At a literary festival, where I had been describing the fear that lies at the heart of religious fundamentalism, a man in the audience told me that he found this quite incomprehensible. If you have true faith, he argued, you cannot suffer. I suggested that if he lived in a more troubled part of the world (we were in Cheltenham at the time), he might find it more difficult to maintain his equanimity. But he seemed to regard religion as an anaesthetic that would even numb the pain of a concentration camp.
This is lazy, inadequate religion. If we deny the reality of suffering, we will ignore the distress of others. At its best, religion requires the faithful to see things as they really are. In Buddhism, the First Noble Truth that is essential for enlightenment is that life is dukkha: "unsatisfactory, awry". The Buddha's father tried to shield him from sorrow by imprisoning him in a pleasure-palace, walled off from disturbing reality. Guards were posted to drive away any distressing spectacle. For 29 years, the Buddha lived in this fool's paradise, locked into a delusion and unable to make spiritual progress. Finally the gods intervened and forced the young man to confront mortality, sickness and decay. Only then could he begin his quest for Nirvana.

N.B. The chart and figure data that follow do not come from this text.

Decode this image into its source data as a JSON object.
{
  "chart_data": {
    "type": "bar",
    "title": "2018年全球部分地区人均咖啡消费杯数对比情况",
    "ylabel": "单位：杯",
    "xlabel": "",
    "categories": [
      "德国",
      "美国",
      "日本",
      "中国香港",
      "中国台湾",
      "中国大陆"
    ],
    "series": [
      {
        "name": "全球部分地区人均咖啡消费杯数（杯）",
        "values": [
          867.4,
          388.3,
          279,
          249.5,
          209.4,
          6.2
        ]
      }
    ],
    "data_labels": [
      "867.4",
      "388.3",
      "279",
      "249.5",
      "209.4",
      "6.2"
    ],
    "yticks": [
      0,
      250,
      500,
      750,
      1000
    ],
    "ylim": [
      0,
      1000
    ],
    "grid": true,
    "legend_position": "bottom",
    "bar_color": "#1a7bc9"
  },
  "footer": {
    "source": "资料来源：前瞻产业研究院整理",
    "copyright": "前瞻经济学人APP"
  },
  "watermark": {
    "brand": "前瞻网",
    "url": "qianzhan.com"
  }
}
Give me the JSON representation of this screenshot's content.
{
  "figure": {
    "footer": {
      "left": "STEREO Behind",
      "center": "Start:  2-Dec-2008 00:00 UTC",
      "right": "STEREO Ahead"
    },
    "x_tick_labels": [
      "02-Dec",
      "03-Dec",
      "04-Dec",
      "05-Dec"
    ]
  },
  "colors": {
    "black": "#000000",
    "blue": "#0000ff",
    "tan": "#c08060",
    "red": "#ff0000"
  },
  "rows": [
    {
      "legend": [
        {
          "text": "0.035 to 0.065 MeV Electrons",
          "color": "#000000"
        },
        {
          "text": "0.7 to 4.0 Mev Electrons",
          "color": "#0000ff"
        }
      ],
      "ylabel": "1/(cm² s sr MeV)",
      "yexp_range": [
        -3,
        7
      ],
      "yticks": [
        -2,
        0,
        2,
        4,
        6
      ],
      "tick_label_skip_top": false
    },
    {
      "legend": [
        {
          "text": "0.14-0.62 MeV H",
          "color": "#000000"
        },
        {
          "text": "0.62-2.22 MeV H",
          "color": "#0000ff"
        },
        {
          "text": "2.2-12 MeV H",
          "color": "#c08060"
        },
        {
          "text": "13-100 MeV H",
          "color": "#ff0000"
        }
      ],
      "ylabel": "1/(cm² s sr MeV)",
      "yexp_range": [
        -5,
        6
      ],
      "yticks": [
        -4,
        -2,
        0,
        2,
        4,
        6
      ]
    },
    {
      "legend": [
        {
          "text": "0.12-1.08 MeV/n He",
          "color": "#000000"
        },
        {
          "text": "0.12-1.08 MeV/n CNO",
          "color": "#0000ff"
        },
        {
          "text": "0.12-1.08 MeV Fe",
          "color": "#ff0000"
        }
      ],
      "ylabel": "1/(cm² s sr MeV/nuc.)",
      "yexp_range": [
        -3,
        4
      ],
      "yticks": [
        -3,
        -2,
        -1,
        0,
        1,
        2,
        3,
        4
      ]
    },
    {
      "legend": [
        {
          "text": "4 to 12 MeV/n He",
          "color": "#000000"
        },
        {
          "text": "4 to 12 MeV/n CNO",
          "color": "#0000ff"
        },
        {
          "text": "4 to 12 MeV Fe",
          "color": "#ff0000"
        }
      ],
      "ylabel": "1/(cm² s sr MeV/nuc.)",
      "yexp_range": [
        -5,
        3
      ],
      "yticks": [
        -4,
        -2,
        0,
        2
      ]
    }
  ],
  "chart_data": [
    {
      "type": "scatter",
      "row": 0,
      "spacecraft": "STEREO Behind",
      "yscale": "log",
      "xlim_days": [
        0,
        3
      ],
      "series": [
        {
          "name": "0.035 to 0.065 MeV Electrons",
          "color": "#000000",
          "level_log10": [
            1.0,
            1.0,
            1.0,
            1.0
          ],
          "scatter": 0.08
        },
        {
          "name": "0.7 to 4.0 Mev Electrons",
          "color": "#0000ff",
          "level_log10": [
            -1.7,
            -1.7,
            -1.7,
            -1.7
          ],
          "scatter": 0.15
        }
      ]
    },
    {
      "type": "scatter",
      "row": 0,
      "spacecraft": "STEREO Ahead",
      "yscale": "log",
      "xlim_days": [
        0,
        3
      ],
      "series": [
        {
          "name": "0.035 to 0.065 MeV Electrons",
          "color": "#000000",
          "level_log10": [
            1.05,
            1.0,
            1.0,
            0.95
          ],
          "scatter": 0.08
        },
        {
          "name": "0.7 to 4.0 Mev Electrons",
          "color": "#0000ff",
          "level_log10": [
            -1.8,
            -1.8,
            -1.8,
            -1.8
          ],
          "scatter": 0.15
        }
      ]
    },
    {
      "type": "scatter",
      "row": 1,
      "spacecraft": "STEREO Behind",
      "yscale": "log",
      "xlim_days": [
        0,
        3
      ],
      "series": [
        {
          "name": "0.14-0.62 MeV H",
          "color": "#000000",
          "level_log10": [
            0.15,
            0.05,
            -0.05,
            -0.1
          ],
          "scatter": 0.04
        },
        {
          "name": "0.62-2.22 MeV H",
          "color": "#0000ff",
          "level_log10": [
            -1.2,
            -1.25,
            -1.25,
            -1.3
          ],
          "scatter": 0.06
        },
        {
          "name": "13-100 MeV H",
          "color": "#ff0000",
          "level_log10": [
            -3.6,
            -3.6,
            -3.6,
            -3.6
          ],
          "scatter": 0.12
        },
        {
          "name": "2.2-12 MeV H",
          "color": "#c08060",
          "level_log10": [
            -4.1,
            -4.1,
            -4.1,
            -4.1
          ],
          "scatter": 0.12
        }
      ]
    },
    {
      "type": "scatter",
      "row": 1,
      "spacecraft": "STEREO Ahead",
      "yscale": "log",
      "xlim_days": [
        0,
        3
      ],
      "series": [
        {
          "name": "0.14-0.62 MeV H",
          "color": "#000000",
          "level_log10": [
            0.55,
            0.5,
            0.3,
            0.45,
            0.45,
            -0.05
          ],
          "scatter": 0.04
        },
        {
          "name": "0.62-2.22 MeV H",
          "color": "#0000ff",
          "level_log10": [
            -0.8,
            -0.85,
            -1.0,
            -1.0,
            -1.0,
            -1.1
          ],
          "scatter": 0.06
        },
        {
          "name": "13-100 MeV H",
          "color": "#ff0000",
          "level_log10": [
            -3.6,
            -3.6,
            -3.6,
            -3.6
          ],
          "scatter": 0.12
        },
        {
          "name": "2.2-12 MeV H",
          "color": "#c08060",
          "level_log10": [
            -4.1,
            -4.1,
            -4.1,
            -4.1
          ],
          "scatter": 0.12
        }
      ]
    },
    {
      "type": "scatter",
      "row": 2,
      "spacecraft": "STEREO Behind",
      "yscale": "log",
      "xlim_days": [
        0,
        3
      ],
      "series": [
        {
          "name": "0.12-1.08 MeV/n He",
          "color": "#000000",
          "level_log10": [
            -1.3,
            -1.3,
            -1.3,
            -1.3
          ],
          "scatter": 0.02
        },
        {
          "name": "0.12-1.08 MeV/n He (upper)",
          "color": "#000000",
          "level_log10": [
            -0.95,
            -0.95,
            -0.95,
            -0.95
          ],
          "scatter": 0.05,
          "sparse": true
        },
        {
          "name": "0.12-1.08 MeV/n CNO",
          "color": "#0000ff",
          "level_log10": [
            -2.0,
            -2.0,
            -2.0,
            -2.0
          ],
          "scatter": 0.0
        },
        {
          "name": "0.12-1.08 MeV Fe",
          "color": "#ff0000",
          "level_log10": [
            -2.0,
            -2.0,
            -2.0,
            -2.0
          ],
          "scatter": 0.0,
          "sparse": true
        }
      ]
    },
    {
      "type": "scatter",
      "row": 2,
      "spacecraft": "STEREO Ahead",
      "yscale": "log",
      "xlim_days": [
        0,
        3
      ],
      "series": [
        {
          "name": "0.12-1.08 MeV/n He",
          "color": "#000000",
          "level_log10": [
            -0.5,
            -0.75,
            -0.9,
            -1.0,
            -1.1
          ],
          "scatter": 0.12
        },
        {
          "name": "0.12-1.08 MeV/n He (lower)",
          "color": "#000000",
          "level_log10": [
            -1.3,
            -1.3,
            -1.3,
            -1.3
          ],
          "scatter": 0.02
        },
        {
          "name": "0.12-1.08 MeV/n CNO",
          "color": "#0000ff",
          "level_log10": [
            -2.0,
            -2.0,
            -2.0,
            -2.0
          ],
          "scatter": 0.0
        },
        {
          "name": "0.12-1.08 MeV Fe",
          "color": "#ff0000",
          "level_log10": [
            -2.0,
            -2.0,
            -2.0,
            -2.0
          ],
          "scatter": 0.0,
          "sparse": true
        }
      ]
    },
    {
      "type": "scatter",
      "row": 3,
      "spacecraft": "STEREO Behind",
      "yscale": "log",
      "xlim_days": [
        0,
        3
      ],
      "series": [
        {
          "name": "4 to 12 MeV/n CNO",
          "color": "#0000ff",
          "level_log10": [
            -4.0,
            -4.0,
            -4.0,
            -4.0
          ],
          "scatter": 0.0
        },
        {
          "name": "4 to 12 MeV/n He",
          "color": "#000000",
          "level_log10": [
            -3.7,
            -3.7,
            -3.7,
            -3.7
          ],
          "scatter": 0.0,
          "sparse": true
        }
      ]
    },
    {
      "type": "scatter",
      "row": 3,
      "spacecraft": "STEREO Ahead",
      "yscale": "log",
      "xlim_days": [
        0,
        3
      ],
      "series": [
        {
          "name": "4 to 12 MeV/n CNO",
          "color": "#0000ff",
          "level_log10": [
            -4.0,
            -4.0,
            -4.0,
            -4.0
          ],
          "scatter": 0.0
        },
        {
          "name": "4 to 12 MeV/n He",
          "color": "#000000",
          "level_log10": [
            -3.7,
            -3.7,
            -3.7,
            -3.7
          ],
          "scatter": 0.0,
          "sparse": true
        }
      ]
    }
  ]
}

The Buddha's palace is a striking image of the mind in denial. As long as we immure ourselves from the pain that surrounds us on all sides, we remain trapped in an undeveloped version of ourselves. Denial is futile: suffering will always breach the cautionary barricades that we erect around our fragile existence. The ideal is to find a still centre within that enables us to face pain with equanimity and use our experience of dukkha to appreciate the sorrow of others.
The failure to confront unpleasant reality can also be politically dangerous. In the Bible, those preachers who told people to look on the bright side, that God would protect Jerusalem and that everything would work out for the best are condemned as "false prophets". The prophet Jeremiah has become a byword for excessive gloom, but if people had listened to his dire predictions, the Babylonian army might not have destroyed Jerusalem. He was not being "negative"; he was right.
In our global world, we can no longer afford to edit out the uncomfortable spectacle of human misery. In the past, we have sometimes pursued policies that have resulted in great suffering, telling ourselves that all would ultimately be well. We have let conflicts fester until they have become intractable. We have supported such allies as Saddam Hussein, ignoring the atrocities they inflict upon their people. We are now rightly outraged by his massacre of his Kurdish subjects, but at the time we ineffectually turned a blind eye. Today we are reaping the reward of our heedless karma. The pain that we ignored in some parts of the world has hardened into murderous rage.
Perhaps the children who read Jacqueline Wilson's books are learning about the sorrow of others. The First Noble Truth requires us to acknowledge the ubiquity of pain, even when we are happy and successful. If we get a coveted job, other candidates are disappointed; if our country prospers, it may well be at the expense of other nations that are languishing in poverty and despair. In our privileged first world, we have been living in a bubble of false security that is not unlike the Buddha's pleasure palace. On September 11, reality broke in. If we turn our backs on the suffering in our troubled world, it will come back to us, in a terrible form.